Overcoming mind-crippling, spine-tingling fear!
Mind-crippling, spine-tingling, heart-stomping fear – we’ve all experienced it at one time or another. Fears of several varieties take hold of my heart every time I think of interacting with people - especially the idea of sharing my faith with them some day. I am a minister who sometimes feels this way, so I know there are many others who struggle with the paralyzing effects fear produces.
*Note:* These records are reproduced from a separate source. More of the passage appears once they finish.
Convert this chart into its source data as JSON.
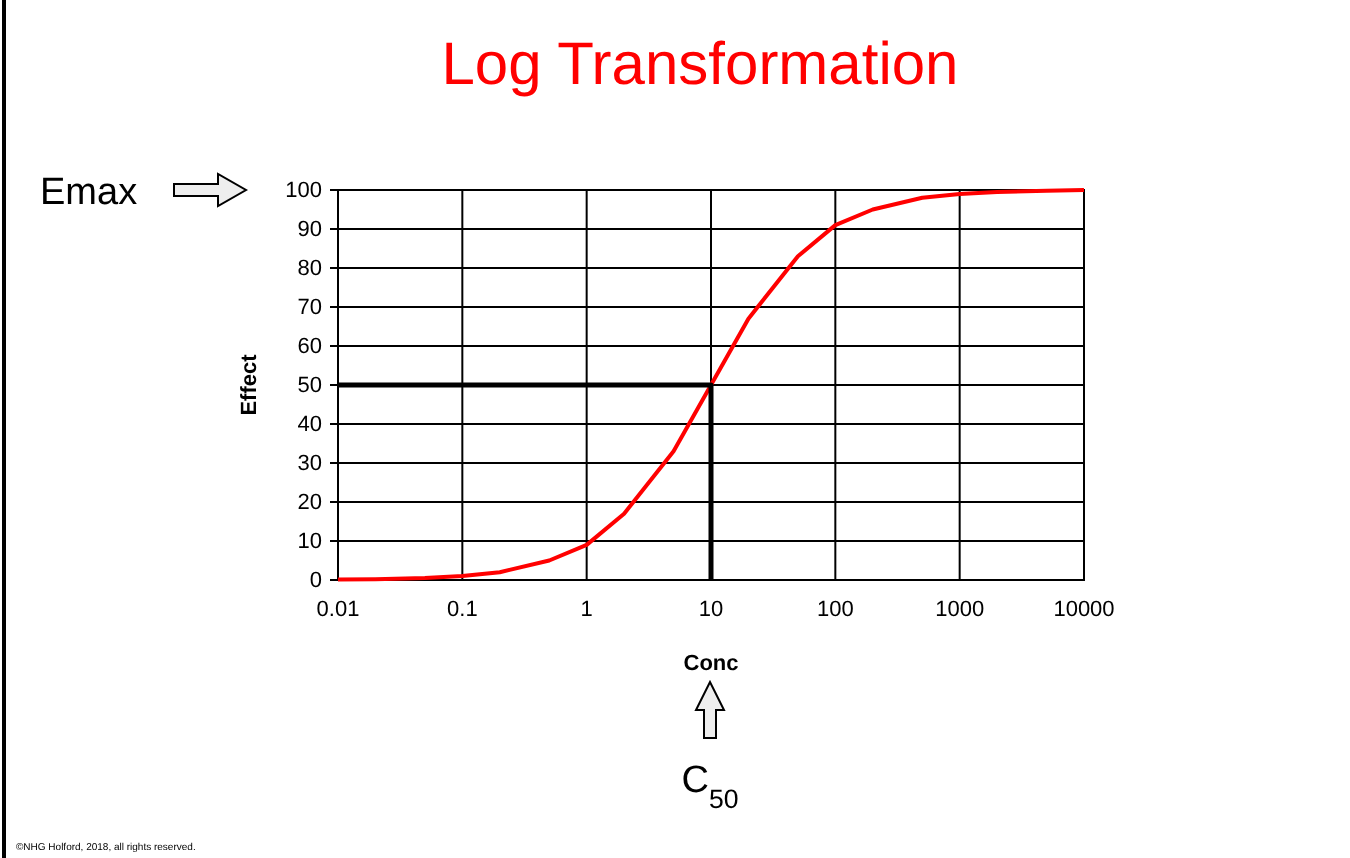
{
  "chart_data": {
    "type": "line",
    "title": "Log Transformation",
    "xlabel": "Conc",
    "ylabel": "Effect",
    "log": "x",
    "grid": true,
    "marker": "none",
    "line_style": "solid",
    "xlim": [
      0.01,
      10000
    ],
    "xticks": [
      0.01,
      0.1,
      1,
      10,
      100,
      1000,
      10000
    ],
    "ylim": [
      0,
      100
    ],
    "yticks": [
      0,
      10,
      20,
      30,
      40,
      50,
      60,
      70,
      80,
      90,
      100
    ],
    "series": [
      {
        "color": "#ff0000",
        "x": [
          0.01,
          0.02,
          0.05,
          0.1,
          0.2,
          0.5,
          1,
          2,
          5,
          10,
          20,
          50,
          100,
          200,
          500,
          1000,
          2000,
          5000,
          10000
        ],
        "values": [
          0.1,
          0.2,
          0.5,
          1,
          2,
          5,
          9,
          17,
          33,
          50,
          67,
          83,
          91,
          95,
          98,
          99,
          99.5,
          99.8,
          100
        ]
      },
      {
        "color": "#000000",
        "x": [
          0.01,
          10,
          10
        ],
        "values": [
          50,
          50,
          0
        ]
      }
    ],
    "annotations": [
      "Emax",
      "C$_{50}$",
      "©NHG Holford, 2018, all rights reserved."
    ]
  }
}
This can be frustrating for Christians who merely want to live obediently to Jesus' call to love God and love their neighbor. This makes disciple-making a difficult, and seemingly impossible, task for many. Where does this type fear originate? How do you keep those fears from taking permanent residence in your life? Here are five ways to handle our fear:
- Pray for courage. Many people count this out as a solution for our fear problem. The reality is, if we truly believe that there is a God, and that he allows us to communicate with him through prayer, why are we not using that as a means by which to overcome? Here is the twist. When you pray it, be ready for it. God has a funny way of answering our prayers, and maybe you need to overcome your fear by being placed in situations where you have a choice to fight or flight (for lack of a better phrase). All-in-all, we should be willing to go to God in prayer asking for courage and confidence in our willingness to share the Gospel message.
- Trust in God's plan. God is already working in this world. He is already working in your neighborhood, at your office, and in our social circles. You just have to find a way that he can work through you in those spaces. Once you recognize what God is doing, it is easy to get plugged into the mission. We have to be willing to trust that God is working in this world and he has a plan to lead every person to him. How is he using you? Well, that is what the point above is all about. Fear held the Israelites back from entering into the promise land (Num. 13), and it can so often hold us back from God's greatness being revealed.
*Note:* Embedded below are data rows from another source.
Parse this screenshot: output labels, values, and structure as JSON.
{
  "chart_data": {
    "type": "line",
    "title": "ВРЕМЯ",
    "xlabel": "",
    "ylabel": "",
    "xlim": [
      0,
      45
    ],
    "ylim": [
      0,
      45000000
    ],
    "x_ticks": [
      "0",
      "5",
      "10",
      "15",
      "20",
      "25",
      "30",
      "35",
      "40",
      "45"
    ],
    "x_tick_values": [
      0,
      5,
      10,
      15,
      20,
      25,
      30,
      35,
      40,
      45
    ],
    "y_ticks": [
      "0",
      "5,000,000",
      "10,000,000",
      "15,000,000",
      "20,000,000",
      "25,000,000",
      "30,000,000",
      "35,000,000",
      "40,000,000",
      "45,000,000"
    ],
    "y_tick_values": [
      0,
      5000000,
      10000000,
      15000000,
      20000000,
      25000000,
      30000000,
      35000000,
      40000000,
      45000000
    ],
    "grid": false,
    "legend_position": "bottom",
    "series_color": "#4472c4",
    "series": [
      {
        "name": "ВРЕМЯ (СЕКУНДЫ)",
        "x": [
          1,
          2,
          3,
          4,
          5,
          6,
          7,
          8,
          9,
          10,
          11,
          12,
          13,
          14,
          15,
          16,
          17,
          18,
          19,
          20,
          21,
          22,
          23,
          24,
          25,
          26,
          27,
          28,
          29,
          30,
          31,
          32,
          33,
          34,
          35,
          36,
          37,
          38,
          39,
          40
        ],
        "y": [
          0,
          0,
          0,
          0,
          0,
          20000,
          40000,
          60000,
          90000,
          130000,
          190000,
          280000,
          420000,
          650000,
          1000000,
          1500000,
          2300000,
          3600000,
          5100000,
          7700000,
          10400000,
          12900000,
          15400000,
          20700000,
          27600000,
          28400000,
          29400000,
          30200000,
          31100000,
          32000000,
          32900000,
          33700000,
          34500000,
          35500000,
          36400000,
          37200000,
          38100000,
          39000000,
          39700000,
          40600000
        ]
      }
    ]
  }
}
- Take small steps. When we think of being a good neighbor we think of block parties, and being asked to build fences, and having to form mature and on-going relationships with complete strangers. Sure, some of those things might happen over time, but overcoming fear often times takes baby steps. There is a story of a young family who lived in a neighborhood for 3 years before they decided they needed to take the initiative of knowing their neighbors (obviously nobody else was going to do it). They decided they would simply move their backyard (where the kids player, the barbecue was cooked, and the parents read) to the front-yard. A subtle shift that had no result at first. However, over time, others in the neighborhood began to mimic this shift. Conversations were spurred when the ball rolled across the street, neighbors asked about landscaping tips, and relationships were formed. Ultimately, this story ended with block parties, divorce advice, and spiritual conversations. All because of a baby step in the right direction.
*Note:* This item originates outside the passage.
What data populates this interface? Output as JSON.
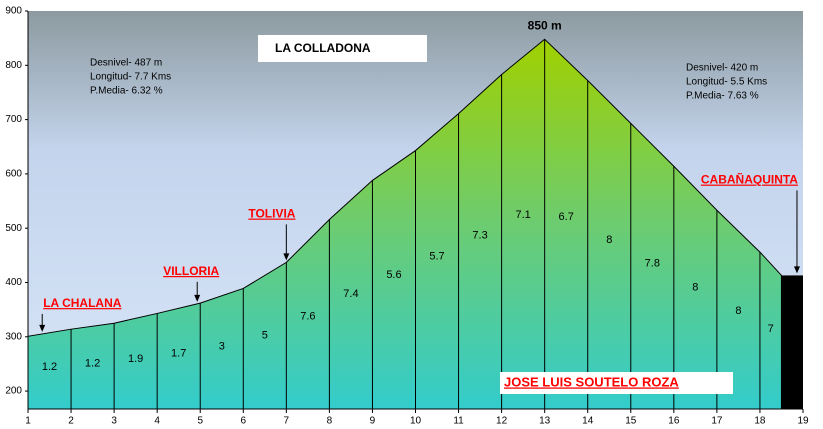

- Adopt 'bursts of courage.' Not too long ago, I watched a movie with Matt Damon I really enjoyed — We Bought a Zoo. My favorite scene involved a brief dialogue between Matt and his estranged teenage son. Matt was trying to make a point and to encourage his boy to reach out to a cute, young girl he befriended and made this comment: “Sometimes all you need is 20 seconds of insane courage — 20 seconds of embarrassing bravery and I promise you something great will come of it.” I think there is profound wisdom in this statement. What kind of world would we live in if Christians adopted these 'bursts of courage' in their life, where they were willing to invite someone to church, share a Biblical principle, or offer a word of encouragement to those they interact with in this world? Being a hero is not about ceaseless bravery, but bravery that comes at the right time.
- Share victories with others. You are not the only person who is afraid to share their faith. I have admitted my own fear, so there are at least two of us. Nonetheless, I cannot think of anything that dissolves my fear more than hearing stories of others who have successfully shared, shown, or taught their faith with others. I often hear these stories and think, "I could do that," or "that makes me think of something I could do to reach out to my neighbor." Be willing to share stories with others about ways you have loved and gotten to know your neighbors. How have you shared the gospel of Jesus this week? In what ways have you made Jesus known in your community? I believe the more we share these stories, the bolder we will become as Christians. God is working in the world, but are we sharing what he witness him doing?
These are not groundbreaking. In fact, I would consider them foundational. There is a part of fear that isn't justified, and you have to push past it. Know that, at the end of the day, following Jesus is not necassarily safe or comfortable. Safety and comfort are natural desires that can often keep us from being like Jesus in the midst of an unsafe world. God enables all of us to be bold (2 Tim. 1:7), to take the first step, to being the neighbor/friend/co-worker we were meant to be.